THE UPROAR OVER BOTTLED FUSION
By Gene Bylinsky

(FORTUNE Magazine) – They gave their huge machines names like Stellarator Magnetic Confinement System and saw themselves as 20th-century Prometheuses -- stealing nuclear fire from the heavens and taming it on earth. They had the arrogance of demigods. ''For a billionth of a second on this earth,'' one of them said once, ''we have created fractions of heaven.'' Over four decades, fusion physicists tried to light man-made suns inside their monstrous devices at a cost to taxpayers of at least $5 billion. Then, two guys with a glass jar punctured the pride of the fusion clique.

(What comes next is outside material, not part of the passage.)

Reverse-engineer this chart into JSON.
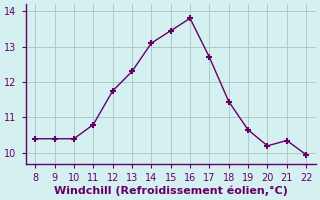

B. Stanley Pons, a University of Utah chemist, and Martin Fleischmann, an electrochemist at Britain's University of Southampton, claimed they had achieved fusion in a tabletop experiment. In an age of government-funded technology projects, Pons and Fleischmann spent $100,000 of their own money. They applied an electric current to palladium rods immersed in a flask filled with heavy water (which contains deuterium, an isotope of hydrogen). Fusion -- the merger of these hydrogen atoms -- appears to take place in the palladium rods, releasing heat and telltale neutrons. Fusion promises a cleaner, more efficient, and much more abundant source of energy than any in hand. One cubic foot of sea water contains enough deuterium to yield 250,000 BTUs of energy, equal to ten tons of coal. No fewer than 200 corporations, including GM, GE, and Boeing, have besieged the University of Utah for more information. Howard E. Simmons, Du Pont's vice president for central R&D, says, ''This could have a great impact on all our futures.'' Skeptical scientists grudgingly concede some fusion is taking place, but they want more confirmation. Since even the discoverers aren't completely sure how the process works, translating the miracle in a bottle to commercial products looks a long way off, if ever.